BPA in Plastic and Epoxy Resins

Bisphenol  A or BPA is a natural compound which is being used to produce some kinds of polycarbonate plastics and epoxy resins that usually show in baby and water bottles, food packaging, and medical and dental equipment. Businesses use BPA for their products and packaging since 1957 and it is still being used until now and has already used more than 8 billion of BPA annually as of 2011 records.

Problems come up when BPA leaks out of the products that contain it and into the human body, unfortunately. Bisphenol A in the human body means that it will imitate the functions of estrogen, the female sex hormone. There are several studies that have connected BPA to unfavorable side effects to health, particularly to the infants and children. The researchers believe that BPA can leach from the products when they are loaded with hot or acidic stuff or cleaned with harmful detergents.

Customers brought their cases to the courts against the producers of products that have BPA. Organizations also filed cases to influence the government authorities to do something concrete regarding the issues of BPA in the food and beverage containers. The FDA has lately altered their stance on BPA, claiming that exposure to the chemical is of “some concern” for the infants and children.  There are some states that also passed the legislation suspending the use of BPA in some products like baby bottles.

What are the products that contain BPA?

After the media expose regarding the issues of BPA in products, many manufacturers eliminated the use of BPA in producing their products.  However, some manufacturers still use BPA on some products. The following are some products that have BPA, or used to have BPA:

  • Aluminum soft drinks cans
  • Lunch boxes
  • Canned goods, including canned infant formula
  • Hard plastic baby bottles
  • Sippy cups for young children
  • Reusable water bottles, both plastic, and metal

There are many, but not all, of the plastic products that have marked with the recycling codes 3 and 7 have BPA. Products with other recycling codes usually do not have BPA.

What are the risks that follow after BPA exposure?

Since BPA copies the hormone estrogen in the human body, it has risks that cause many health problems, particularly to children. Researchers link the exposure to BPA with many issues, however, it is good to note that research regarding BPA exposure is still ongoing.

There are some studies that found connections between BPA exposure and:

  • Neurological development issues
  • Heart ailments
  • Obesity
  • Increased chances of cancers
  • Reproductive problems
  • Sexual difficulties

BPA Lawsuits

Basing on the health problems and risks that researchers have discovered, there are some plaintiffs who have filed cases against manufacturers of products that contain BPA. These cases were fused into one multi-district lawsuit which was supervised by the Western District Court of Missouri. The plaintiffs with several claims include the breach of state consumer protection statutes, violation of warranty, fraud, strict product liability, unjust enrichment, breach of contract, and negligence.

The defendants originally included the manufacturers of baby and water bottles and infant formula producers, though the court dismissed the formula defendants in late 2009.

There is one manufacturer that has settled the case against them. Philips consented to offer refunds to purchasers of its Avent brand baby bottles and sippy cups, however, continued to claim that it gave adequate warning notice about their products having BPA.

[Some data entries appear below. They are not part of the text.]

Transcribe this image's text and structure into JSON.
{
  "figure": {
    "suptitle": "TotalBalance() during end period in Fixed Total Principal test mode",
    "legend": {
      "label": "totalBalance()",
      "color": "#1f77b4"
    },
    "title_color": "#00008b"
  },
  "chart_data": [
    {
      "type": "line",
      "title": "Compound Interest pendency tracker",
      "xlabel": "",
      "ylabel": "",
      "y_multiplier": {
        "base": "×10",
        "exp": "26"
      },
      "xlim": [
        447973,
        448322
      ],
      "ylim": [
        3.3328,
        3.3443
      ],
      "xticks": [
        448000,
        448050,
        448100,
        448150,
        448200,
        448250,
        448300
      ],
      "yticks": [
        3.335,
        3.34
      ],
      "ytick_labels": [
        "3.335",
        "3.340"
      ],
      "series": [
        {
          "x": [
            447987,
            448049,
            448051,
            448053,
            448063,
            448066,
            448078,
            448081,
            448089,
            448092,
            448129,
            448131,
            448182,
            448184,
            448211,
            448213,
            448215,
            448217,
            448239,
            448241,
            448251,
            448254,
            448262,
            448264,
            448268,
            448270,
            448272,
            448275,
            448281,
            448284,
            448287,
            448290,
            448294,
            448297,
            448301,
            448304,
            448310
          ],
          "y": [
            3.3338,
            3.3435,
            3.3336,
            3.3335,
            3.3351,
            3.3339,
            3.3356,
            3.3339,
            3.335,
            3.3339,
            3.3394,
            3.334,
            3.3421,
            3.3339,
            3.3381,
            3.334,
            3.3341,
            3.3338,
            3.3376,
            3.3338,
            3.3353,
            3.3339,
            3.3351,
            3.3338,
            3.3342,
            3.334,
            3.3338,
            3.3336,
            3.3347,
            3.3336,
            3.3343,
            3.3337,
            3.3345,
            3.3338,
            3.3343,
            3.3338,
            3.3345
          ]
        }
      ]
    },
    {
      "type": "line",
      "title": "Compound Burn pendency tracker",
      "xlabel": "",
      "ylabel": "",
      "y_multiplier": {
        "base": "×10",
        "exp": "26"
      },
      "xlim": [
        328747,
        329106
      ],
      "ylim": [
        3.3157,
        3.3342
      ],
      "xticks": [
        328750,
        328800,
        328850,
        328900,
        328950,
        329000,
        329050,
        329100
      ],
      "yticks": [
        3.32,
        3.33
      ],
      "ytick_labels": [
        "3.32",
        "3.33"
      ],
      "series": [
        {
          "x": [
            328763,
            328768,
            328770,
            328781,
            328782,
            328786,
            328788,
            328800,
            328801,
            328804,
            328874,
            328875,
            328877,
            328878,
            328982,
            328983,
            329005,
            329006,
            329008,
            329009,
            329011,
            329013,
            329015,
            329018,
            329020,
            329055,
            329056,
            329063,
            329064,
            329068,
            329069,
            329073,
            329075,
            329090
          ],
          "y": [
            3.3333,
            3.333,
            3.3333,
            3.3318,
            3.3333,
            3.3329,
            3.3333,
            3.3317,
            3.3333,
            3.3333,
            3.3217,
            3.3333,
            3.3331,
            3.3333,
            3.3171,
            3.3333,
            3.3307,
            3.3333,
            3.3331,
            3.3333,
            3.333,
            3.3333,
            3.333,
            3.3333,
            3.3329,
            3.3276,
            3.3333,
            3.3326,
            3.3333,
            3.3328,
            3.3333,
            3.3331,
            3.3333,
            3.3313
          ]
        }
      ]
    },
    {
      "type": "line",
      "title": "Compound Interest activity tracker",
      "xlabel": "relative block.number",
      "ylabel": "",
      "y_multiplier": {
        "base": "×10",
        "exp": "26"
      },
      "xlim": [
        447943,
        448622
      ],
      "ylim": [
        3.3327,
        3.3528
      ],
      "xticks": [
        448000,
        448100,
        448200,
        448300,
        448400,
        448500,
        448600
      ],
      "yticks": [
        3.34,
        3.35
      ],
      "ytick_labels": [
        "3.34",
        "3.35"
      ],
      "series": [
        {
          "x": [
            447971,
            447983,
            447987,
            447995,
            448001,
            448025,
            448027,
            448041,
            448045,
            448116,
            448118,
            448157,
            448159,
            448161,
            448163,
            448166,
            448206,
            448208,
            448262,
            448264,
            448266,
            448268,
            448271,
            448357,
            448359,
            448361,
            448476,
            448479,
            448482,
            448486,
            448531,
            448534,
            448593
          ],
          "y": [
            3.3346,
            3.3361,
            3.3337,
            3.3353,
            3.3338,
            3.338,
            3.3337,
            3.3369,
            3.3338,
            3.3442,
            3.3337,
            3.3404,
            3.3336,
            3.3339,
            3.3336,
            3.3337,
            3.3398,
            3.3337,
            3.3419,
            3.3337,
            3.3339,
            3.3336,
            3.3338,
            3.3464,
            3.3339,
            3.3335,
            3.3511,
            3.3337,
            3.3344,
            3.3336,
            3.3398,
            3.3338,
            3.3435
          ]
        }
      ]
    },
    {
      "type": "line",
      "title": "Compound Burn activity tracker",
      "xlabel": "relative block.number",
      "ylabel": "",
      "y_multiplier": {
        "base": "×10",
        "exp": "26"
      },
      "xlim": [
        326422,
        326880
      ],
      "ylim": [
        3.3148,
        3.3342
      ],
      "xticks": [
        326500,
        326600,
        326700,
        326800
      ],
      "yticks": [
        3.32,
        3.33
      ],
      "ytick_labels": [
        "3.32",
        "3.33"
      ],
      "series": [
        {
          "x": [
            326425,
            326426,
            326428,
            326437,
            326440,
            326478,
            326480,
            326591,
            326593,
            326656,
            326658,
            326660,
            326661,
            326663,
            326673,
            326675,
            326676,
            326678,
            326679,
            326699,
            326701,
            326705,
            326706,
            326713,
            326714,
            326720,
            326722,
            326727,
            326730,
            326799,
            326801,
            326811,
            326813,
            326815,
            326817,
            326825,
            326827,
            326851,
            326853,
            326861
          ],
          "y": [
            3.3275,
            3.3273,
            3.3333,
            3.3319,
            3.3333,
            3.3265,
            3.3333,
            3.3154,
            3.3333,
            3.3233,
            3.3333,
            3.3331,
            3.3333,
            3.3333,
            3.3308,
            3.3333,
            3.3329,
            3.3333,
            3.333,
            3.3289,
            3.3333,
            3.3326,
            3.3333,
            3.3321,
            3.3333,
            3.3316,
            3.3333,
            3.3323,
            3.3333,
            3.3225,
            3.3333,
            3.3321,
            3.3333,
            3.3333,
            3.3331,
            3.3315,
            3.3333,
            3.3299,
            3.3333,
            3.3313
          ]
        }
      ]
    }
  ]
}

Aside from the lawsuits by the customers, the Natural Resources Defense Council filed a case against the Food and Drug Administration wanting the agency to respond to a petition by the NRDC asking to ban BPA in food packaging.

BPA in Baby Bottles

Researchers who are studying the effects of BPA believe that the exposure to the chemical can really have serious side effects to human, particularly to the children and infants. Because of this, BPA in baby bottles is a major concern to parents and authorities.

Most manufacturers of baby bottles and sippy cups voluntarily eliminated the BPA from their products but other states went further and barred BPA from children’s products. While every ban is different, their general aim is to stop the use of BPA in products for children, particularly for children below three years old. Some of the products included in the ban are the baby bottles, sippy cups, formula and baby food.

Finally, there are seven states who have passed this kind of ban, namely Wisconsin, Maryland, Minnesota, Connecticut, Vermont, Washington, and New York.

Federal regulation is presently pending in Congress.


The science that surrounds BPA recommends that exposure to the chemical can bring unfavorable effects on health, particularly on infants and children. There are many manufacturers who voluntarily stop using BPA in their products, but BPA was, and stays, present in many products. Litigation is presently on its way to determine the liability, if there is any, that manufacturers will have to face for their customers’ exposure to BPA.